Die Fachliteratur zum Thema Lerntechniken ist riesig. Eine einfache, allgemeingültige Formel, wie das Wissen möglichst schnell in den Kopf kommt, bietet sie nicht. Der Grund: Es gibt viele verschiedene Lerntypen. Einige Menschen lernen über das Sehen besser, andere über das Gehör. Manche können trockene Theorie gut verarbeiten, andere brauchen Beispiele oder müssen das Gelernte in eigene Worte kleiden, wieder andere lernen dann am besten, wenn sie den Lernstoff weiter erzählen oder aufschreiben. Um die eigenen Stärken zu erkennen, ist es unter Umständen dienlich, die eigenen Lernerfolge beziehungsweise -misserfolge in der Vergangenheit zu analysieren. Dadurch erkennt man am besten, in welcher Form Wissen am besten verinnerlicht wird.

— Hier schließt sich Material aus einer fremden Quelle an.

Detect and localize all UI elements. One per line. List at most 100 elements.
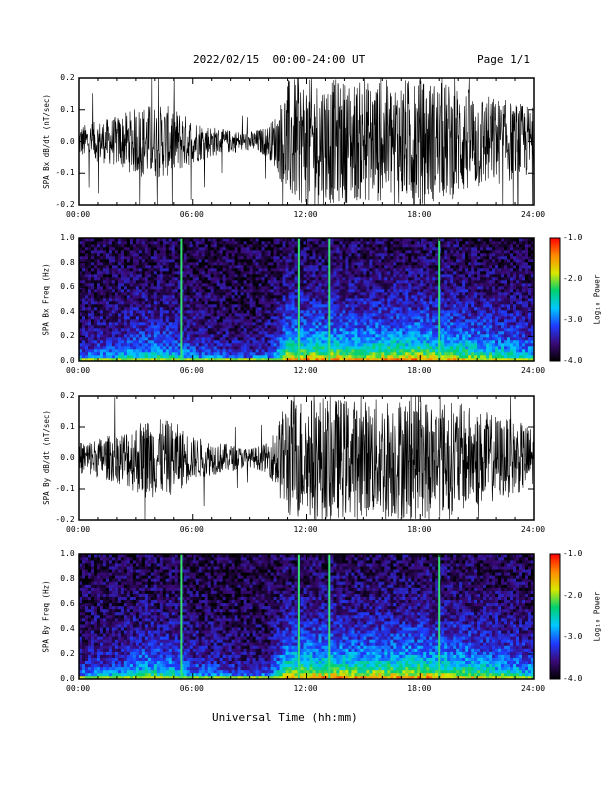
- spectrogram-cell: [312, 322, 316, 326]
- spectrogram-cell: [336, 292, 340, 296]
- spectrogram-cell: [123, 253, 128, 257]
- spectrogram-cell: [117, 283, 122, 287]
- spectrogram-cell: [210, 313, 214, 317]
- spectrogram-cell: [162, 265, 167, 269]
- spectrogram-cell: [411, 328, 415, 332]
- spectrogram-cell: [420, 292, 424, 296]
- spectrogram-cell: [306, 244, 310, 248]
- spectrogram-cell: [321, 319, 325, 323]
- spectrogram-cell: [288, 292, 292, 296]
- spectrogram-cell: [339, 244, 343, 248]
- spectrogram-cell: [399, 289, 403, 293]
- spectrogram-cell: [87, 262, 92, 266]
- spectrogram-cell: [147, 310, 152, 314]
- spectrogram-cell: [231, 274, 235, 278]
- spectrogram-cell: [396, 316, 400, 320]
- spectrogram-cell: [405, 310, 409, 314]
- spectrogram-cell: [108, 259, 113, 263]
- spectrogram-cell: [261, 298, 265, 302]
- spectrogram-cell: [96, 244, 101, 248]
- spectrogram-cell: [321, 256, 325, 260]
- spectrogram-cell: [183, 271, 188, 275]
- x-tick-label: 24:00: [521, 210, 546, 219]
- spectrogram-cell: [240, 262, 244, 266]
- spectrogram-cell: [258, 262, 262, 266]
- spectrogram-cell: [330, 307, 334, 311]
- spectrogram-cell: [123, 289, 128, 293]
- spectrogram-cell: [159, 271, 164, 275]
- spectrogram-cell: [378, 346, 382, 350]
- spectrogram-cell: [108, 256, 113, 260]
- spectrogram-cell: [258, 268, 262, 272]
- spectrogram-cell: [165, 352, 170, 356]
- spectrogram-cell: [207, 283, 212, 287]
- spectrogram-cell: [171, 247, 176, 251]
- spectrogram-cell: [342, 355, 346, 359]
- spectrogram-cell: [279, 295, 283, 299]
- spectrogram-cell: [126, 250, 131, 254]
- spectrogram-cell: [330, 295, 334, 299]
- spectrogram-cell: [171, 298, 176, 302]
- spectrogram-cell: [354, 352, 358, 356]
- spectrogram-cell: [390, 334, 394, 338]
- spectrogram-cell: [180, 238, 185, 242]
- spectrogram-cell: [105, 310, 110, 314]
- spectrogram-cell: [90, 286, 95, 290]
- spectrogram-cell: [261, 286, 265, 290]
- spectrogram-cell: [81, 250, 86, 254]
- spectrogram-cell: [79, 289, 83, 293]
- spectrogram-cell: [345, 358, 349, 362]
- spectrogram-cell: [201, 292, 206, 296]
- spectrogram-cell: [390, 241, 394, 245]
- spectrogram-cell: [414, 286, 418, 290]
- spectrogram-cell: [393, 262, 397, 266]
- spectrogram-cell: [291, 352, 295, 356]
- spectrogram-cell: [171, 250, 176, 254]
- spectrogram-cell: [303, 340, 307, 344]
- spectrogram-cell: [372, 340, 376, 344]
- spectrogram-cell: [210, 250, 214, 254]
- spectrogram-cell: [156, 259, 161, 263]
- spectrogram-cell: [168, 340, 173, 344]
- spectrogram-cell: [273, 274, 277, 278]
- spectrogram-cell: [303, 274, 307, 278]
- spectrogram-cell: [261, 346, 265, 350]
- spectrogram-cell: [342, 271, 346, 275]
- spectrogram-cell: [306, 253, 310, 257]
- spectrogram-cell: [114, 277, 119, 281]
- spectrogram-cell: [174, 244, 179, 248]
- spectrogram-cell: [129, 265, 134, 269]
- spectrogram-cell: [189, 268, 194, 272]
- spectrogram-cell: [435, 349, 439, 353]
- spectrogram-cell: [252, 355, 256, 359]
- spectrogram-cell: [204, 244, 209, 248]
- spectrogram-cell: [183, 247, 188, 251]
- spectrogram-cell: [408, 277, 412, 281]
- spectrogram-cell: [249, 298, 253, 302]
- spectrogram-cell: [186, 238, 191, 242]
- spectrogram-cell: [258, 346, 262, 350]
- spectrogram-cell: [237, 316, 241, 320]
- spectrogram-cell: [153, 334, 158, 338]
- spectrogram-cell: [183, 262, 188, 266]
- spectrogram-cell: [276, 238, 280, 242]
- spectrogram-cell: [339, 250, 343, 254]
- spectrogram-cell: [171, 343, 176, 347]
- spectrogram-cell: [345, 280, 349, 284]
- spectrogram-cell: [222, 328, 226, 332]
- spectrogram-cell: [147, 271, 152, 275]
- spectrogram-cell: [150, 265, 155, 269]
- spectrogram-cell: [432, 340, 436, 344]
- spectrogram-cell: [318, 319, 322, 323]
- spectrogram-cell: [129, 316, 134, 320]
- spectrogram-cell: [300, 352, 304, 356]
- spectrogram-cell: [204, 292, 209, 296]
- spectrogram-cell: [399, 241, 403, 245]
- spectrogram-cell: [237, 328, 241, 332]
- spectrogram-cell: [210, 358, 214, 362]
- spectrogram-cell: [435, 271, 439, 275]
- spectrogram-cell: [231, 310, 235, 314]
- spectrogram-cell: [195, 292, 200, 296]
- spectrogram-cell: [342, 274, 346, 278]
- spectrogram-cell: [381, 283, 385, 287]
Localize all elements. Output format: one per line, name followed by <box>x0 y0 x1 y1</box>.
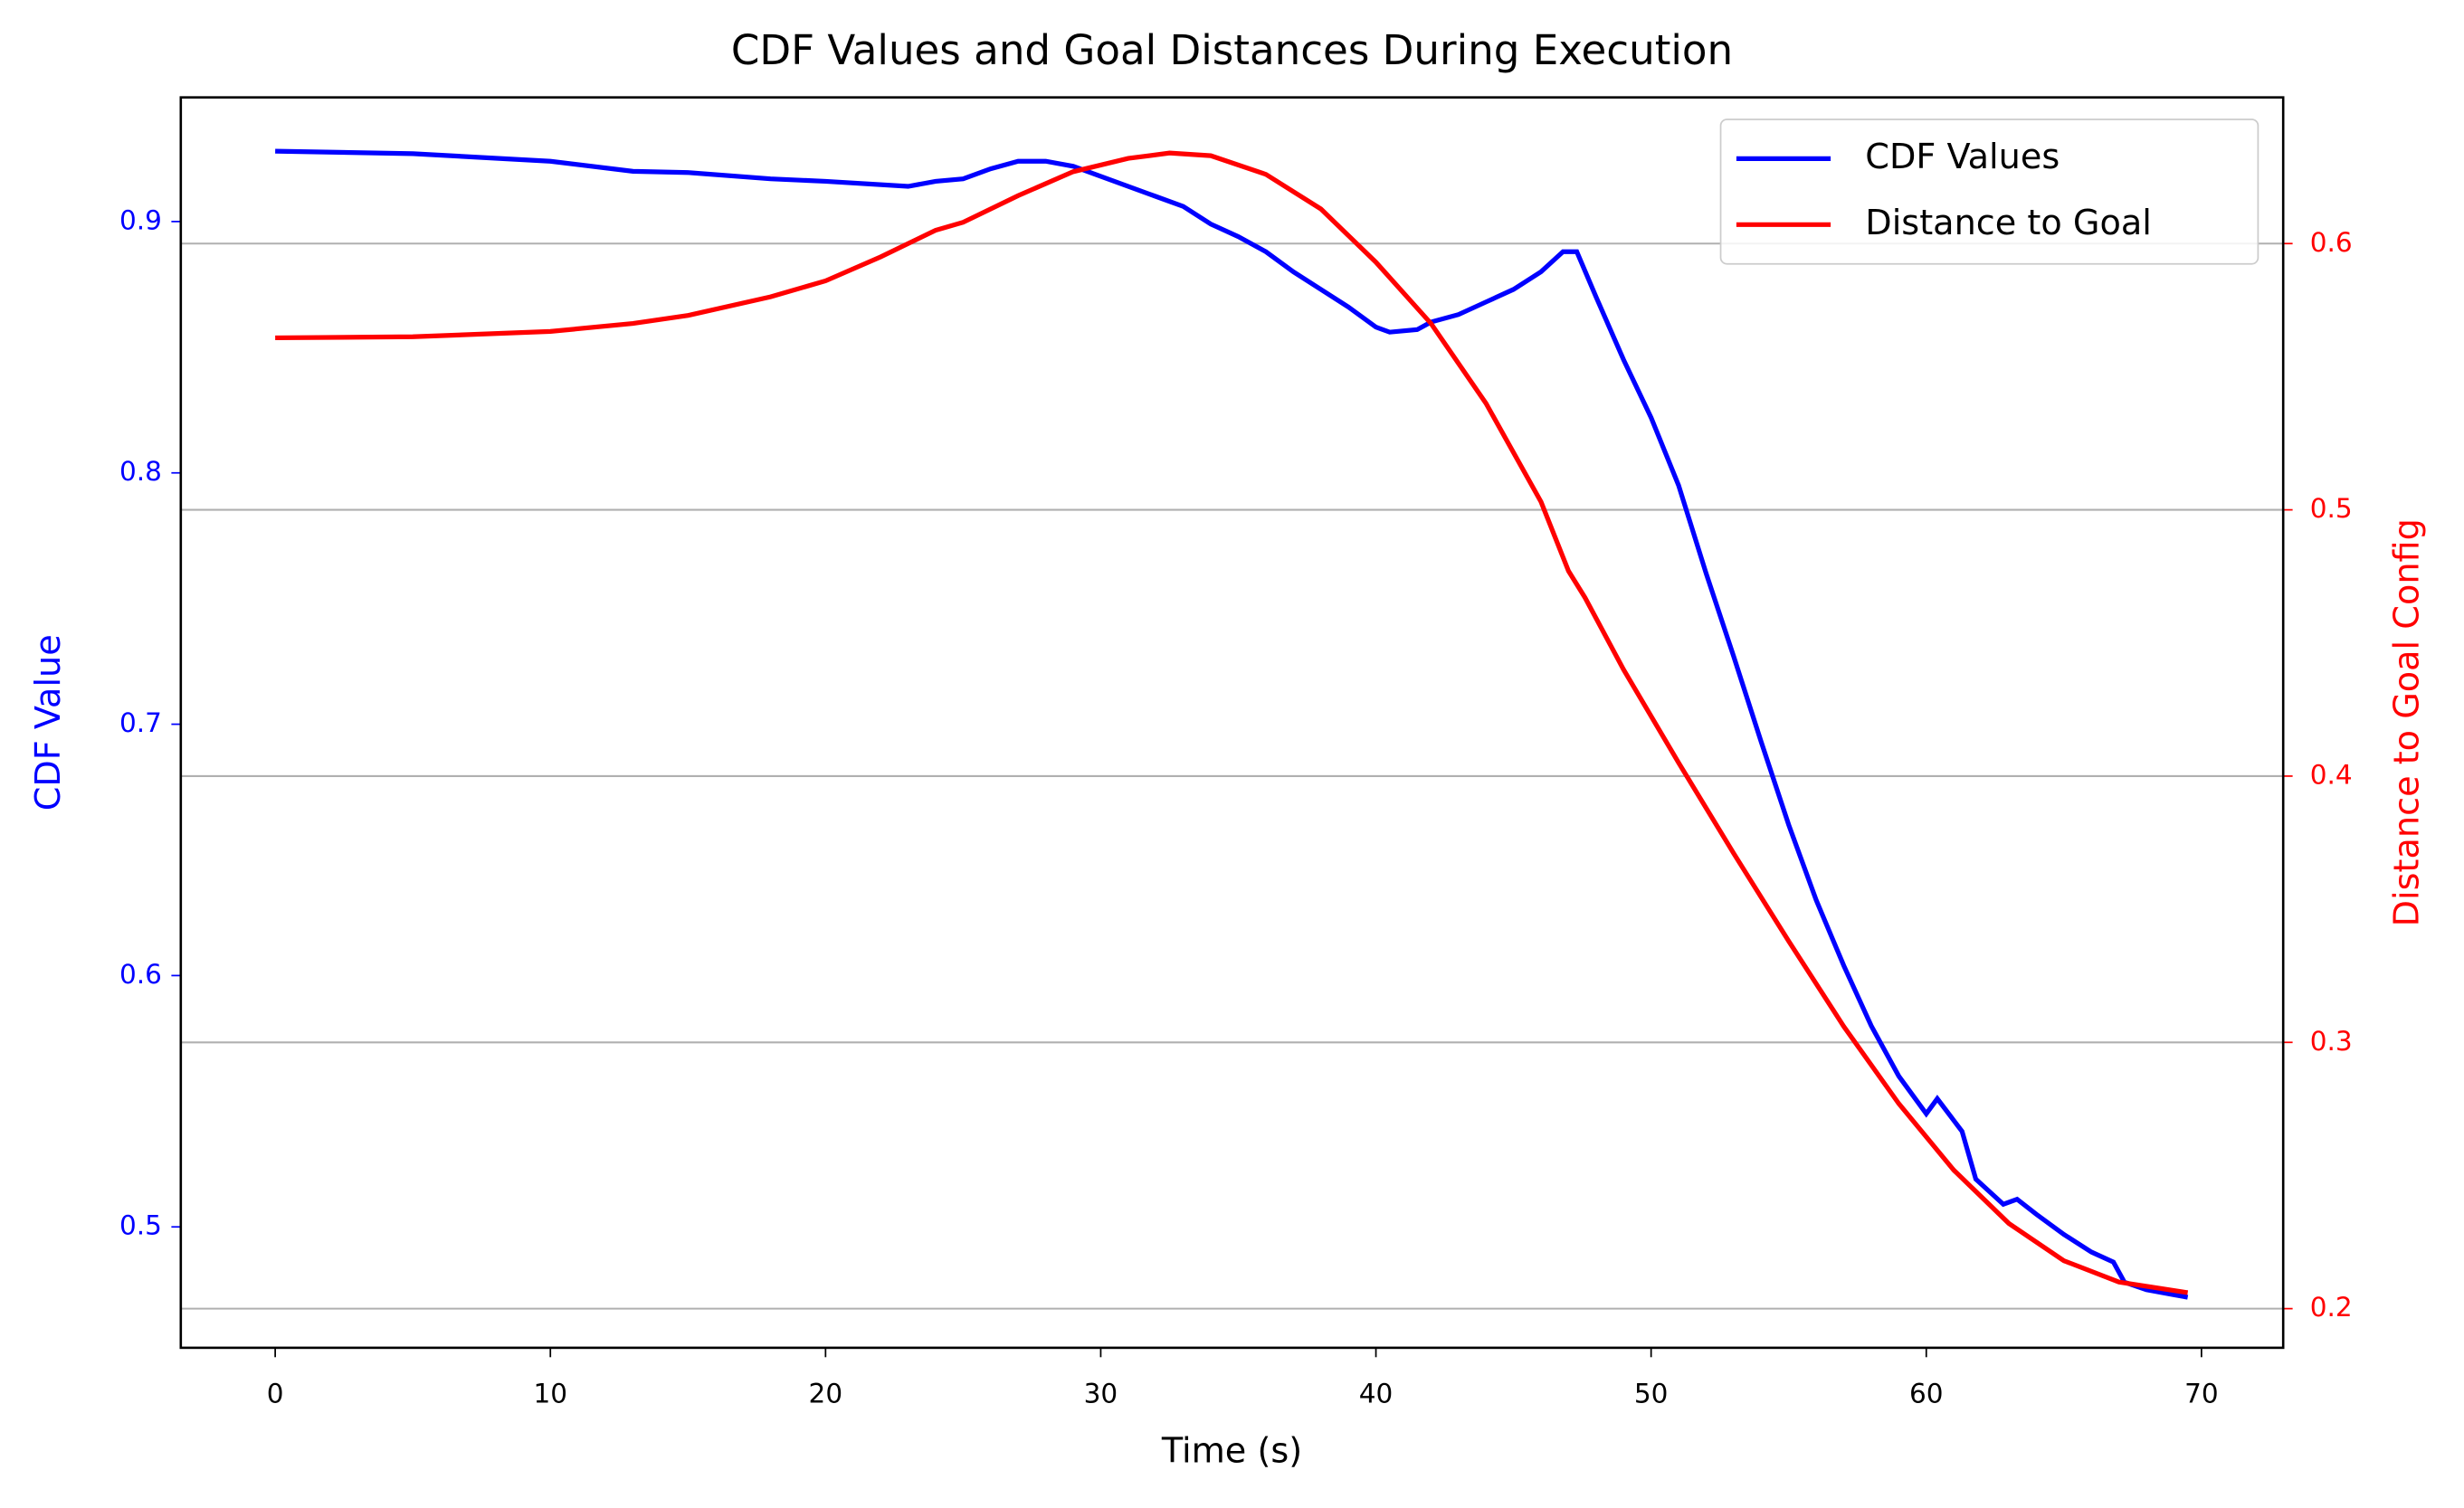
y2-tick-label: 0.4 <box>2310 759 2353 790</box>
y-tick-label: 0.8 <box>119 456 162 487</box>
y-tick-label: 0.9 <box>119 204 162 235</box>
data-line <box>275 148 2189 1300</box>
y-tick-label: 0.6 <box>119 959 162 990</box>
legend-label: Distance to Goal <box>1865 204 2152 243</box>
x-tick-label: 20 <box>809 1378 843 1408</box>
x-tick-label: 50 <box>1634 1378 1669 1408</box>
x-tick-label: 10 <box>533 1378 567 1408</box>
y-axis-label: CDF Value <box>29 634 69 811</box>
x-axis-label: Time (s) <box>1161 1432 1302 1472</box>
y2-axis-label: Distance to Goal Config <box>2388 518 2428 926</box>
y2-tick-label: 0.6 <box>2310 227 2353 258</box>
x-tick-label: 0 <box>267 1378 284 1408</box>
chart-title: CDF Values and Goal Distances During Exe… <box>731 26 1733 74</box>
x-tick-label: 40 <box>1359 1378 1394 1408</box>
y2-tick-label: 0.2 <box>2310 1292 2353 1323</box>
legend-box <box>1719 119 2259 265</box>
y-tick-label: 0.5 <box>119 1210 162 1241</box>
legend-label: CDF Values <box>1865 138 2060 177</box>
data-line <box>275 150 2189 1295</box>
x-tick-label: 70 <box>2184 1378 2219 1408</box>
x-tick-label: 30 <box>1084 1378 1118 1408</box>
x-tick-label: 60 <box>1909 1378 1944 1408</box>
y2-tick-label: 0.5 <box>2310 493 2353 524</box>
plot-frame <box>179 96 2285 1350</box>
y-tick-label: 0.7 <box>119 707 162 738</box>
y2-tick-label: 0.3 <box>2310 1026 2353 1057</box>
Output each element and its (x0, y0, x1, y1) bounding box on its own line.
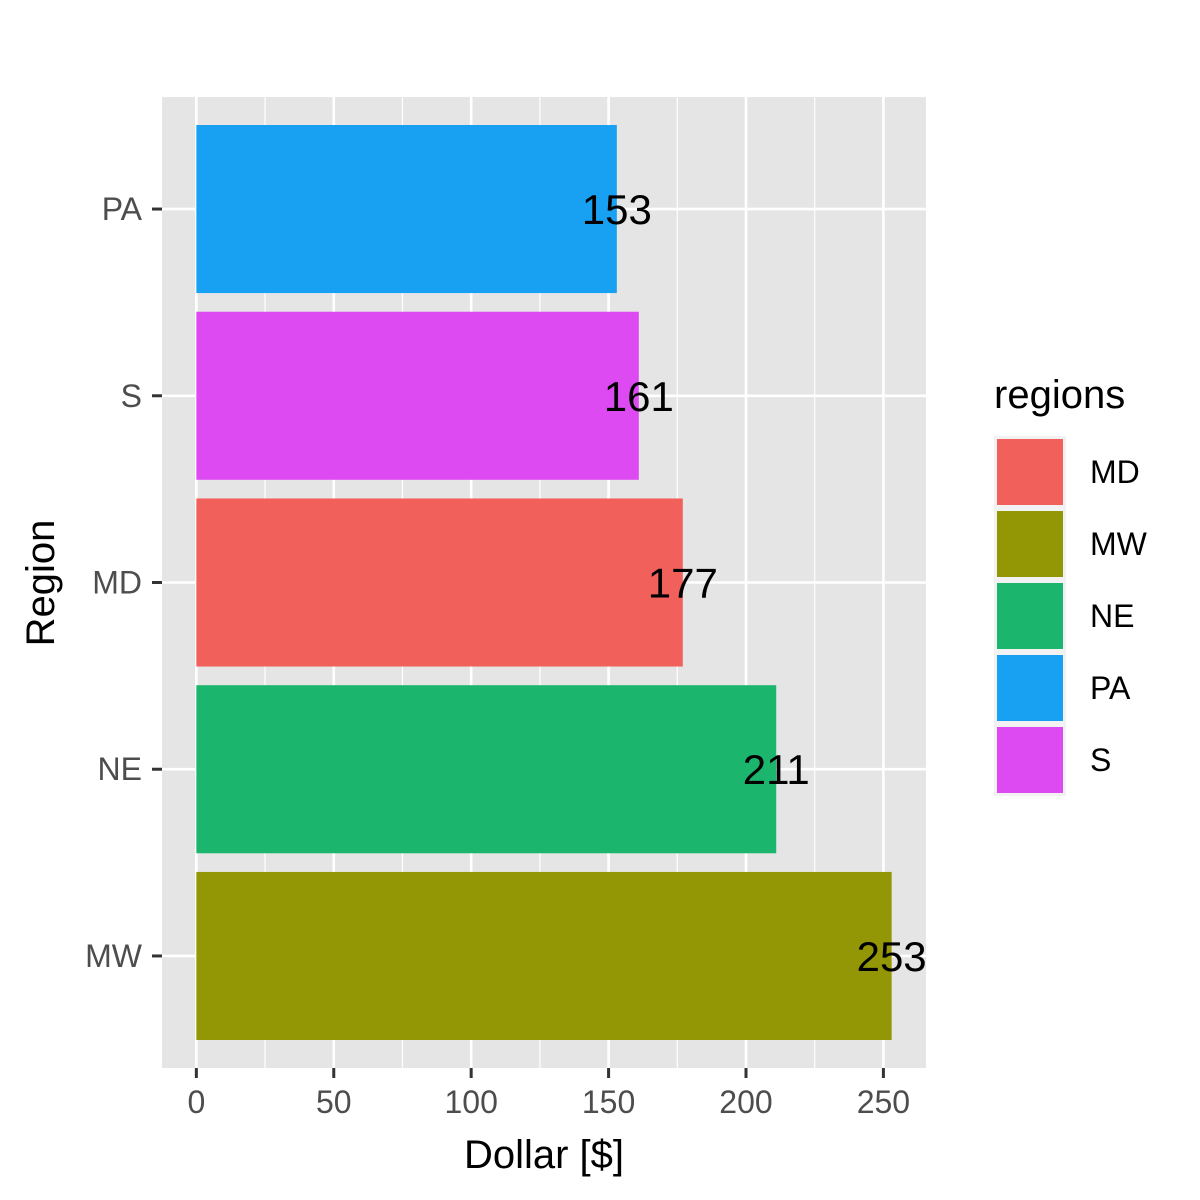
x-axis-title: Dollar [$] (464, 1133, 624, 1177)
x-tick-label: 200 (719, 1084, 772, 1120)
y-tick-label: PA (102, 191, 143, 227)
data-label-s: 161 (604, 373, 674, 420)
data-label-md: 177 (648, 560, 718, 607)
y-tick-label: MW (85, 938, 143, 974)
x-tick-label: 150 (582, 1084, 635, 1120)
bar-ne (196, 685, 777, 854)
legend-label-pa: PA (1090, 670, 1131, 706)
bar-md (196, 498, 683, 667)
bars (196, 125, 892, 1040)
legend-label-md: MD (1090, 454, 1140, 490)
legend-swatch-ne (997, 583, 1063, 649)
y-tick-label: S (121, 378, 142, 414)
bar-mw (196, 871, 892, 1040)
legend-swatch-pa (997, 655, 1063, 721)
legend-label-s: S (1090, 742, 1111, 778)
x-tick-label: 50 (316, 1084, 352, 1120)
bar-pa (196, 125, 617, 294)
axes: PA S MD NE MW 0 50 100 150 200 250 (85, 191, 910, 1120)
legend-swatch-mw (997, 511, 1063, 577)
data-label-ne: 211 (743, 746, 810, 793)
legend-label-ne: NE (1090, 598, 1134, 634)
legend-label-mw: MW (1090, 526, 1148, 562)
x-tick-label: 100 (444, 1084, 497, 1120)
legend-title: regions (994, 373, 1125, 417)
y-axis-title: Region (19, 520, 63, 647)
legend-swatch-s (997, 727, 1063, 793)
y-tick-label: NE (98, 751, 142, 787)
y-tick-label: MD (92, 565, 142, 601)
bar-s (196, 311, 639, 480)
data-labels: 153 161 177 211 253 (582, 186, 927, 980)
x-tick-label: 250 (857, 1084, 910, 1120)
legend: MD MW NE PA S (994, 436, 1148, 796)
x-tick-label: 0 (187, 1084, 205, 1120)
data-label-mw: 253 (857, 933, 927, 980)
data-label-pa: 153 (582, 186, 652, 233)
legend-swatch-md (997, 439, 1063, 505)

Neben der Lernform ist auch die Lernzeit sehr individuell. Nicht alle Menschen haben zur selben Tageszeit die höchste Aufnahmefähigkeit. Gerade bei einer berufsbegleitenden Weiterbildung kann man sich zwar nur sehr beschränkt aussuchen, wann man anstehende Arbeiten verrichten will. Aber man hat immerhin die Möglichkeit, die eigene Agenda so zu gestalten, dass man Routineaufgaben in jene Zeit legt, in der man nicht mehr besonders leistungsfähig ist, und die wirklich anspruchsvollen Tätigkeiten dann erledigt, wenn man noch aufnahmebereit ist.

 

Darüber hinaus gibt es ein paar allgemeingültige Punkte, die zu beherzigen sich lohnt:

  • Arbeitsumgebung: Man sollte sich einen möglichst ruhigen Lernplatz einrichten. Zum einen akzeptieren andere Mitglieder des Haushalts so eher, dass man Ruhe braucht, zum andern kann man sich mit der Zeit auch «konditionieren». Der Platz wird mit Lernen assoziiert, und Ablenkungen wie der Fernseher oder die Zeitung sind weit weg.
  • Keine Lernmarathons: Je nach Komplexität des Stoffes ist die Aufnahmefähigkeit sehr beschränkt. Wenn es sich nicht vermeiden lässt, innert kurzer Zeit sehr viel zu lernen, sollte man sich wenigstens um Abwechslung im Lernplan bemühen.
  • Frühzeitig vor Prüfungen beginnen: Von einem einmal gelernten Stoff sind nach einer Woche je nach Abstraktionsgrad nur noch 20 bis 40 Prozent abrufbar. Deshalb ist Repetieren beim Lernen unerlässlich. Bei kleineren Prüfungen, in denen es primär um Sachwissen geht, mag das Kurzzeitgedächtnis ein verlässlicher Partner sein, bei grossen, komplexen Stoffmengen ist es überfordert.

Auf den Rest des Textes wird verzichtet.